Total area of cardboard for 1 bigger box = 1450 + 72.5 = 1522.5 cm²

Therefore, the area of cardboard for 250 bigger boxes = 250 × 1522.5 cm² = 380625 cm²

For smaller boxes:

Length of box l = 15 cm, breadth b = 12 cm and height h = 5 cm

Total surface area of 1 smaller box = 2(lb + bh + hl)
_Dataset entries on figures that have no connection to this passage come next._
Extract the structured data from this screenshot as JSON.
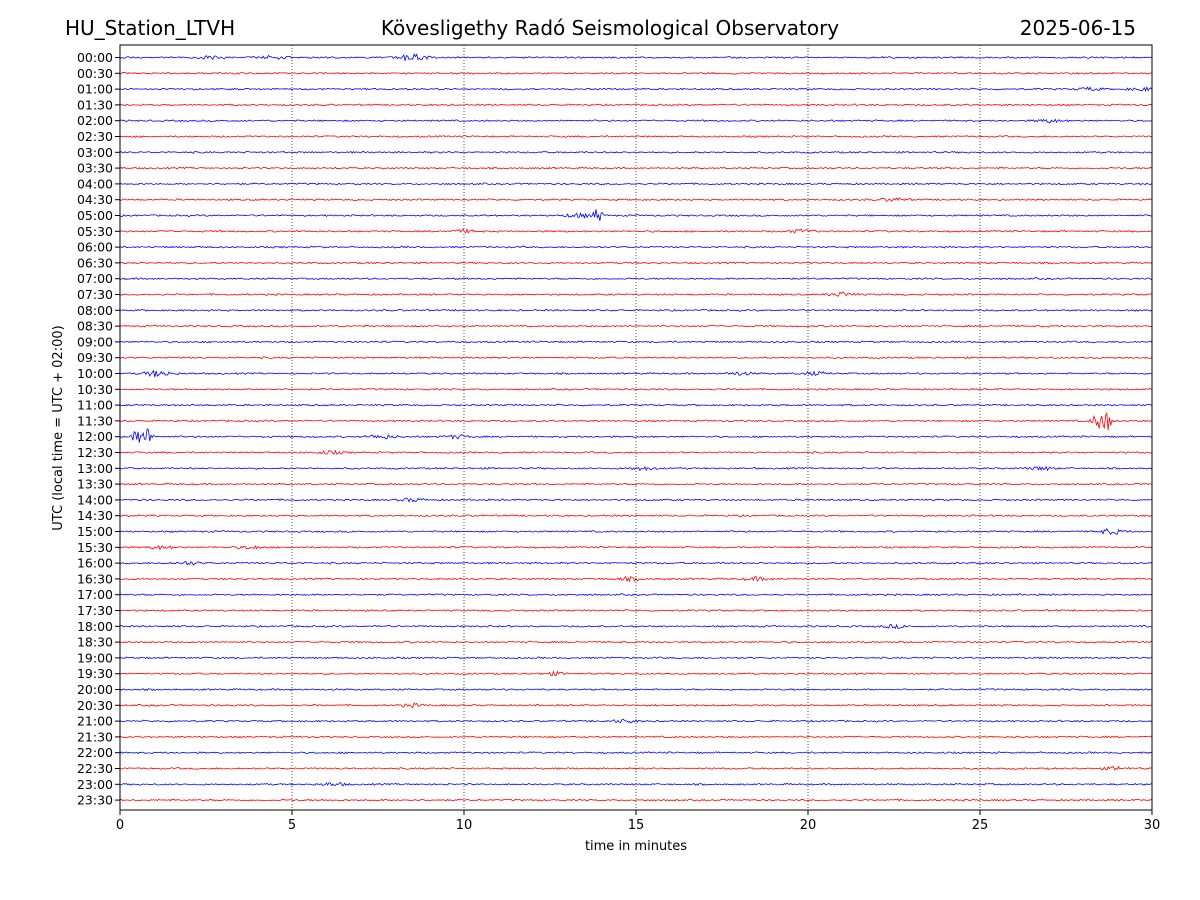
{
  "header": {
    "station": "HU_Station_LTVH",
    "title": "Kövesligethy Radó Seismological Observatory",
    "date": "2025-06-15"
  },
  "chart_data": {
    "type": "line",
    "chart_kind": "helicorder",
    "xlabel": "time in minutes",
    "ylabel": "UTC (local time = UTC + 02:00)",
    "xlim": [
      0,
      30
    ],
    "x_ticks": [
      "0",
      "5",
      "10",
      "15",
      "20",
      "25",
      "30"
    ],
    "x_tick_values": [
      0,
      5,
      10,
      15,
      20,
      25,
      30
    ],
    "grid": "vertical dotted at x ticks",
    "colors": {
      "even_hour_trace": "#0000ff",
      "half_hour_trace": "#ff0000",
      "grid": "#000000"
    },
    "rows": [
      "00:00",
      "00:30",
      "01:00",
      "01:30",
      "02:00",
      "02:30",
      "03:00",
      "03:30",
      "04:00",
      "04:30",
      "05:00",
      "05:30",
      "06:00",
      "06:30",
      "07:00",
      "07:30",
      "08:00",
      "08:30",
      "09:00",
      "09:30",
      "10:00",
      "10:30",
      "11:00",
      "11:30",
      "12:00",
      "12:30",
      "13:00",
      "13:30",
      "14:00",
      "14:30",
      "15:00",
      "15:30",
      "16:00",
      "16:30",
      "17:00",
      "17:30",
      "18:00",
      "18:30",
      "19:00",
      "19:30",
      "20:00",
      "20:30",
      "21:00",
      "21:30",
      "22:00",
      "22:30",
      "23:00",
      "23:30"
    ],
    "events": [
      {
        "row": 0,
        "minute": 8.5,
        "amplitude": 0.8
      },
      {
        "row": 0,
        "minute": 2.6,
        "amplitude": 0.3
      },
      {
        "row": 0,
        "minute": 4.4,
        "amplitude": 0.3
      },
      {
        "row": 2,
        "minute": 28.2,
        "amplitude": 0.3
      },
      {
        "row": 2,
        "minute": 29.7,
        "amplitude": 0.3
      },
      {
        "row": 4,
        "minute": 27.0,
        "amplitude": 0.3
      },
      {
        "row": 9,
        "minute": 22.5,
        "amplitude": 0.3
      },
      {
        "row": 10,
        "minute": 13.9,
        "amplitude": 1.4
      },
      {
        "row": 10,
        "minute": 13.3,
        "amplitude": 0.4
      },
      {
        "row": 11,
        "minute": 10.0,
        "amplitude": 0.3
      },
      {
        "row": 11,
        "minute": 19.8,
        "amplitude": 0.3
      },
      {
        "row": 15,
        "minute": 21.0,
        "amplitude": 0.4
      },
      {
        "row": 20,
        "minute": 1.1,
        "amplitude": 0.6
      },
      {
        "row": 20,
        "minute": 18.0,
        "amplitude": 0.3
      },
      {
        "row": 20,
        "minute": 20.2,
        "amplitude": 0.3
      },
      {
        "row": 23,
        "minute": 28.4,
        "amplitude": 2.0
      },
      {
        "row": 23,
        "minute": 28.7,
        "amplitude": 2.0
      },
      {
        "row": 24,
        "minute": 0.5,
        "amplitude": 2.0
      },
      {
        "row": 24,
        "minute": 0.8,
        "amplitude": 1.6
      },
      {
        "row": 24,
        "minute": 7.6,
        "amplitude": 0.4
      },
      {
        "row": 24,
        "minute": 9.8,
        "amplitude": 0.3
      },
      {
        "row": 25,
        "minute": 6.1,
        "amplitude": 0.3
      },
      {
        "row": 26,
        "minute": 15.2,
        "amplitude": 0.3
      },
      {
        "row": 26,
        "minute": 26.8,
        "amplitude": 0.3
      },
      {
        "row": 28,
        "minute": 8.5,
        "amplitude": 0.3
      },
      {
        "row": 30,
        "minute": 28.8,
        "amplitude": 0.5
      },
      {
        "row": 31,
        "minute": 1.2,
        "amplitude": 0.3
      },
      {
        "row": 31,
        "minute": 3.8,
        "amplitude": 0.3
      },
      {
        "row": 32,
        "minute": 2.0,
        "amplitude": 0.3
      },
      {
        "row": 33,
        "minute": 14.8,
        "amplitude": 0.3
      },
      {
        "row": 33,
        "minute": 18.5,
        "amplitude": 0.3
      },
      {
        "row": 36,
        "minute": 22.5,
        "amplitude": 0.3
      },
      {
        "row": 39,
        "minute": 12.6,
        "amplitude": 0.3
      },
      {
        "row": 41,
        "minute": 8.5,
        "amplitude": 0.3
      },
      {
        "row": 42,
        "minute": 14.7,
        "amplitude": 0.3
      },
      {
        "row": 45,
        "minute": 29.0,
        "amplitude": 0.3
      },
      {
        "row": 46,
        "minute": 6.2,
        "amplitude": 0.3
      }
    ]
  }
}
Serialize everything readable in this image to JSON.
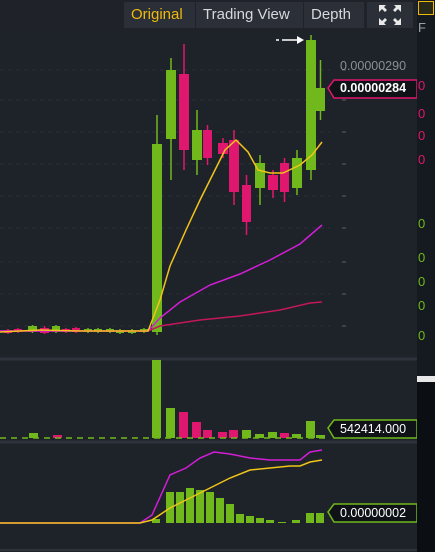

= 2(15 × 12 + 12 × 5 + 5 × 15) cm² = 2(180 + 60 + 75) cm²

= 2(315) cm²

= 630 cm²

Area of cardboard for overlap = 5% of 630 cm² = 630 × (5/100) = 31.5 cm²

Total area of cardboard for 1 smaller box = 630 + 31.5 = 661.5 cm²

Therefore, the area of cardboard for 250 smaller boxes = 250 × 661.5 cm² = 165375 cm²

So, the area of cardboard for 500 boxes = 380625 + 165375 = 546000 cm²

Total cost of cardboard at the rate of Rs 4 per 1000 cm² = Rs 546000 × 4/1000 = Rs 2184

Hence, the total cost of cardboard for 500 boxes is Rs 2184.